Le militant engagé Amine Kessaci a annoncé sa candidature aux prochaines élections municipales de Marseille, unissant ses forces avec le maire sortant Benoît Payan dans le but de faire de la seconde ville de France un modèle dans la lutte contre le narcotrafic.
La déclaration a eu lieu dans un lieu symbolique : l'Après M, un ancien fast-food reconverti en espace de solidarité au cœur des quartiers défavorisés du Nord.
"Je sais que le maire soutiendra ma lutte, et ensemble, nous ferons de Marseille un symbole national contre le narcotrafic", a déclaré le jeune homme de 22 ans dans une interview avec l'AFP. Cette détermination est d'autant plus personnelle pour lui, ayant perdu son frère, Brahim, en 2020 à cause du narcotrafic, et son petit frère, Mehdi, dans un crime tragique survenu le 13 novembre, qui a choqué la ville.
La liste du Printemps marseillais, bien que pas encore présentée, sera composée d'une large coalition allant des socialistes aux communistes, sous la direction de Benoît Payan, un ancien socialiste proche de Kessaci. Ce dernier était présent lors d'un rassemblement qui a mobilisé plus de 6000 personnes suite à l’assassinat de Mehdi.
"Nous ne pouvons pas laisser la peur nous dominer", a rappelé l'élu.
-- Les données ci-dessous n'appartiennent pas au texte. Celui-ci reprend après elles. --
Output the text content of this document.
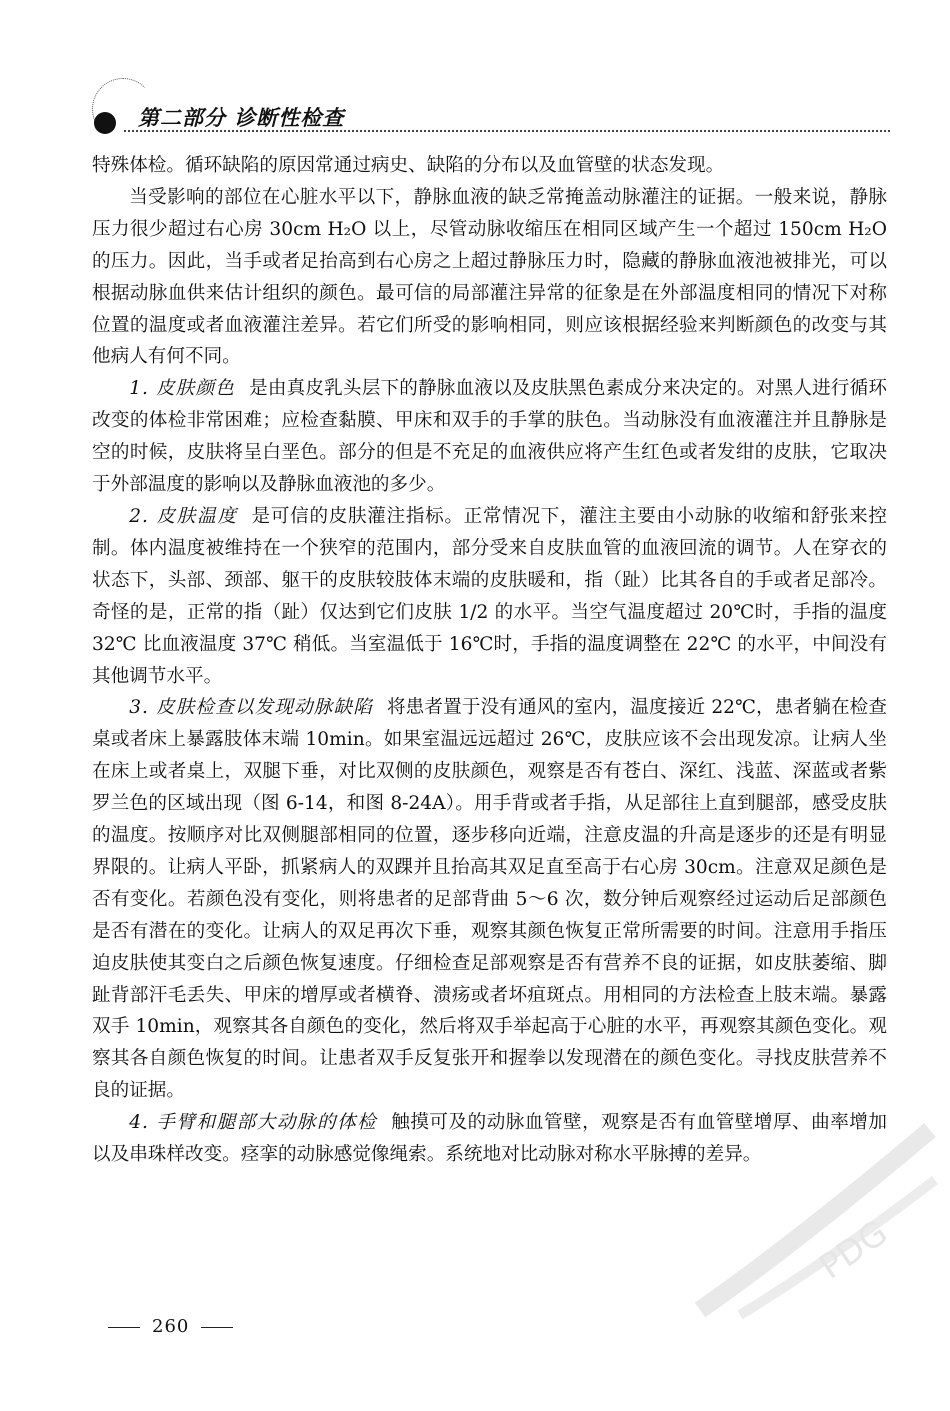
第二部分 诊断性检查

特殊体检。循环缺陷的原因常通过病史、缺陷的分布以及血管壁的状态发现。

当受影响的部位在心脏水平以下，静脉血液的缺乏常掩盖动脉灌注的证据。一般来说，静脉压力很少超过右心房 30cm H₂O 以上，尽管动脉收缩压在相同区域产生一个超过 150cm H₂O 的压力。因此，当手或者足抬高到右心房之上超过静脉压力时，隐藏的静脉血液池被排光，可以根据动脉血供来估计组织的颜色。最可信的局部灌注异常的征象是在外部温度相同的情况下对称位置的温度或者血液灌注差异。若它们所受的影响相同，则应该根据经验来判断颜色的改变与其他病人有何不同。

1. 皮肤颜色 是由真皮乳头层下的静脉血液以及皮肤黑色素成分来决定的。对黑人进行循环改变的体检非常困难；应检查黏膜、甲床和双手的手掌的肤色。当动脉没有血液灌注并且静脉是空的时候，皮肤将呈白垩色。部分的但是不充足的血液供应将产生红色或者发绀的皮肤，它取决于外部温度的影响以及静脉血液池的多少。

2. 皮肤温度 是可信的皮肤灌注指标。正常情况下，灌注主要由小动脉的收缩和舒张来控制。体内温度被维持在一个狭窄的范围内，部分受来自皮肤血管的血液回流的调节。人在穿衣的状态下，头部、颈部、躯干的皮肤较肢体末端的皮肤暖和，指（趾）比其各自的手或者足部冷。奇怪的是，正常的指（趾）仅达到它们皮肤 1/2 的水平。当空气温度超过 20℃时，手指的温度 32℃ 比血液温度 37℃ 稍低。当室温低于 16℃时，手指的温度调整在 22℃ 的水平，中间没有其他调节水平。

3. 皮肤检查以发现动脉缺陷 将患者置于没有通风的室内，温度接近 22℃，患者躺在检查桌或者床上暴露肢体末端 10min。如果室温远远超过 26℃，皮肤应该不会出现发凉。让病人坐在床上或者桌上，双腿下垂，对比双侧的皮肤颜色，观察是否有苍白、深红、浅蓝、深蓝或者紫罗兰色的区域出现（图 6-14，和图 8-24A）。用手背或者手指，从足部往上直到腿部，感受皮肤的温度。按顺序对比双侧腿部相同的位置，逐步移向近端，注意皮温的升高是逐步的还是有明显界限的。让病人平卧，抓紧病人的双踝并且抬高其双足直至高于右心房 30cm。注意双足颜色是否有变化。若颜色没有变化，则将患者的足部背曲 5～6 次，数分钟后观察经过运动后足部颜色是否有潜在的变化。让病人的双足再次下垂，观察其颜色恢复正常所需要的时间。注意用手指压迫皮肤使其变白之后颜色恢复速度。仔细检查足部观察是否有营养不良的证据，如皮肤萎缩、脚趾背部汗毛丢失、甲床的增厚或者横脊、溃疡或者坏疽斑点。用相同的方法检查上肢末端。暴露双手 10min，观察其各自颜色的变化，然后将双手举起高于心脏的水平，再观察其颜色变化。观察其各自颜色恢复的时间。让患者双手反复张开和握拳以发现潜在的颜色变化。寻找皮肤营养不良的证据。

4. 手臂和腿部大动脉的体检 触摸可及的动脉血管壁，观察是否有血管壁增厚、曲率增加以及串珠样改变。痉挛的动脉感觉像绳索。系统地对比动脉对称水平脉搏的差异。

260
PDG
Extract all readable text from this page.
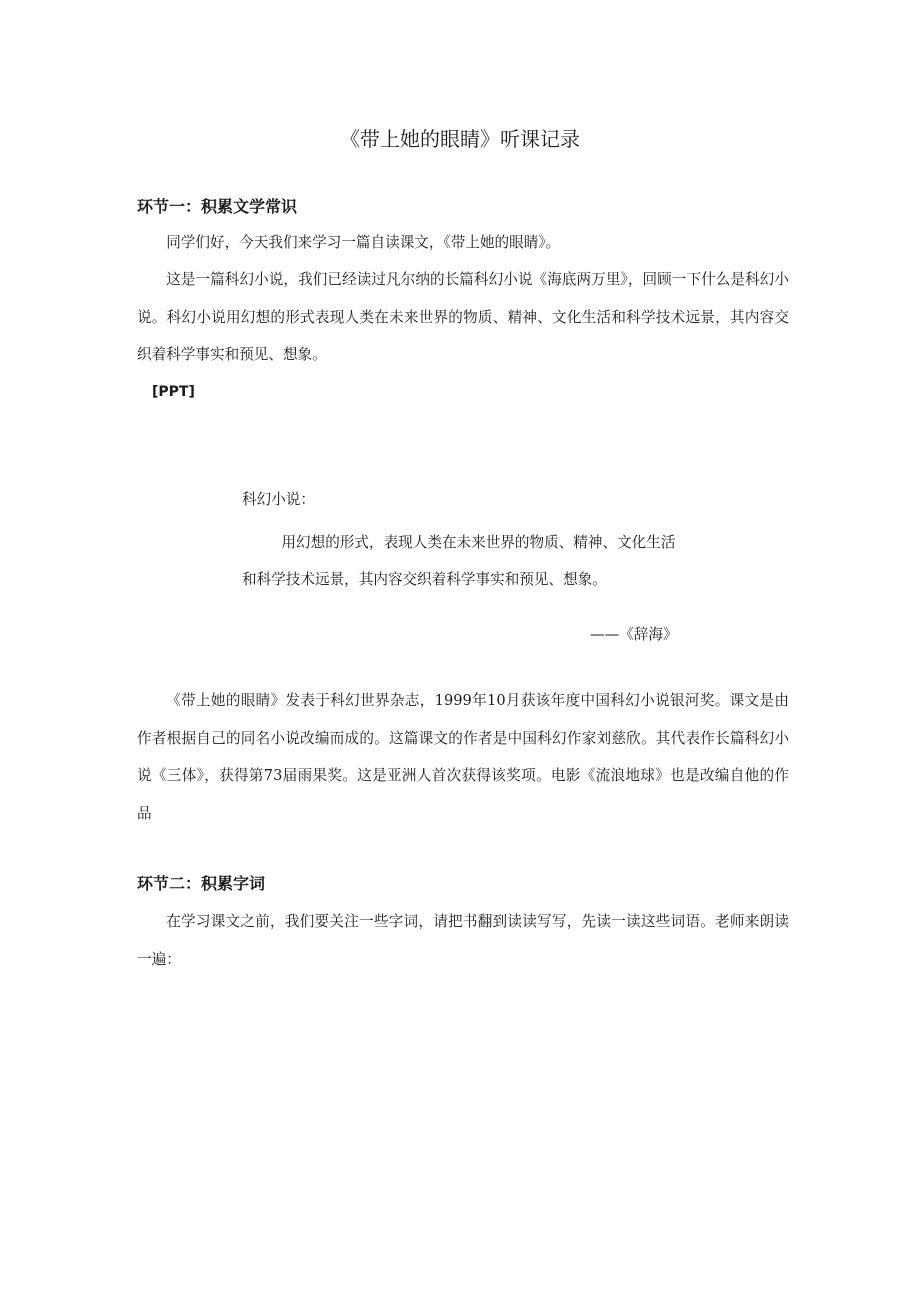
《带上她的眼睛》听课记录
环节一：积累文学常识
同学们好，今天我们来学习一篇自读课文，《带上她的眼睛》。
这是一篇科幻小说，我们已经读过凡尔纳的长篇科幻小说《海底两万里》，回顾一下什么是科幻小说。科幻小说用幻想的形式表现人类在未来世界的物质、精神、文化生活和科学技术远景，其内容交织着科学事实和预见、想象。
[PPT]
科幻小说：
用幻想的形式，表现人类在未来世界的物质、精神、文化生活和科学技术远景，其内容交织着科学事实和预见、想象。
——《辞海》
《带上她的眼睛》发表于科幻世界杂志，1999年10月获该年度中国科幻小说银河奖。课文是由作者根据自己的同名小说改编而成的。这篇课文的作者是中国科幻作家刘慈欣。其代表作长篇科幻小说《三体》，获得第73届雨果奖。这是亚洲人首次获得该奖项。电影《流浪地球》也是改编自他的作品
环节二：积累字词
在学习课文之前，我们要关注一些字词，请把书翻到读读写写，先读一读这些词语。老师来朗读一遍：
Toutefois, cette nouvelle responsabilité pour Kessaci implique des enjeux de sécurité, l'obligeant à se déplacer toujours en étant accompagné de plusieurs policiers et à porter un gilet pare-balles.
Candidat à un poste politique national pour la première fois, Kessaci a déjà montré ses capacités en atteignant le second tour des législatives de 2024, où il a été battu de justesse par la candidate du Rassemblement National, Gisèle Lelouis.
Son livre "Marseille essuie tes larmes", dévoile son parcours dans le quartier de Frais-Vallon, où il a été élevé par une mère algérienne, qui l’a inspiré dans son engagement. "Je veux me battre pour elle et pour toutes les mères de famille du quartier qui luttent contre l'influence de la drogue sur leurs enfants", a-t-il déclaré.
Kessaci envisage de créer, après les élections, une association nationale de maires engagés contre le narcotrafic. Son mouvement ne se limite pas aux discours ; il insiste sur l'importance d'initier des actions concrètes pour prouver que la lutte contre le trafic de drogue est possible.
Ses aspirations et ses projets de réforme incluent la réinstauration d'une police de proximité, l'amélioration des services publics, notamment dans l'éducation, ainsi que le désenclavement des quartiers populaires.
Avec une voix qui résonne jusqu'au sommet de l'État, Kessaci est déterminé à faire entendre son message d'espoir : "Le narcotrafic ne doit pas être considéré comme une fatalité, je me bats pour changer cette réalité."